Summary statistics of methylation patterns
The output of the bismark pipeline is a report file for each sample listing all cytosine positions analysed along the reference genome with information about coverage, methylation state and context (Fig. 2d). Only the CpG context was analysed in the stickleback experiment, whereas a summary of all three contexts was produced for the Heliosperma and Dactylorhiza experiments. We tested the performance of the proposed approach, considering both the wet‐lab and bioinformatic processing, by analysing nine additional samples (produced in a larger experiment on the Heliosperma species – data unpublished) with two technical replicates each. The methylation level (number of reads supporting methylation/number of all reads covering that position) was compared for all cytosine positions sequenced in both replicates for each sample. If the two technical replicates showed at a cytosine position a methylation level within 10% of each other, the signal was considered as reproducible.
Concerning each experiment separately, we used a python script (available as Supporting Information) to fetch the information from the report files produced by the bismark pipeline into three databases with positions as rows and individuals as columns. We recorded the depth of sequencing (coverage) in the first database, the methylation level calculated as the number of reads supporting methylation at that position divided by the coverage in the second database, and the cytosine context in the third database. Positions that were polymorphic in DNA sequence (i.e. SNPs) were recorded as missing data in those individuals without a cytosine in that position, or as positions with multiple contexts when the substitution involved a neighbouring nucleotide.
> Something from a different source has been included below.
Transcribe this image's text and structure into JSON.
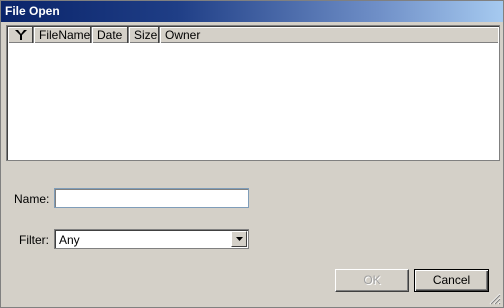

In the case of Heliosperma and Dactylorhiza, each individual had two cytosine report files and hence, two entries (columns) in the summary databases. The summary databases were then used to analyse the differential level of methylation in selected groups after filtering the cytosine positions according to minimum coverage in each individual, minimum number of individuals per group and the context. Marine vs. freshwater fish were compared in the stickleback experiment, retaining only CpG positions covered in both individuals per group with coverage of at least 25 reads. Heliosperma pusillum and H. veselskyi were compared by selecting cytosine positions recorded in at least two individuals per group with coverage of at least 25 reads and analysing the three contexts separately. Finally, the two Dactylorhiza allotetraploids were compared by retaining cytosine positions called in at least one individual with coverage above 25 reads and analysing the three contexts separately.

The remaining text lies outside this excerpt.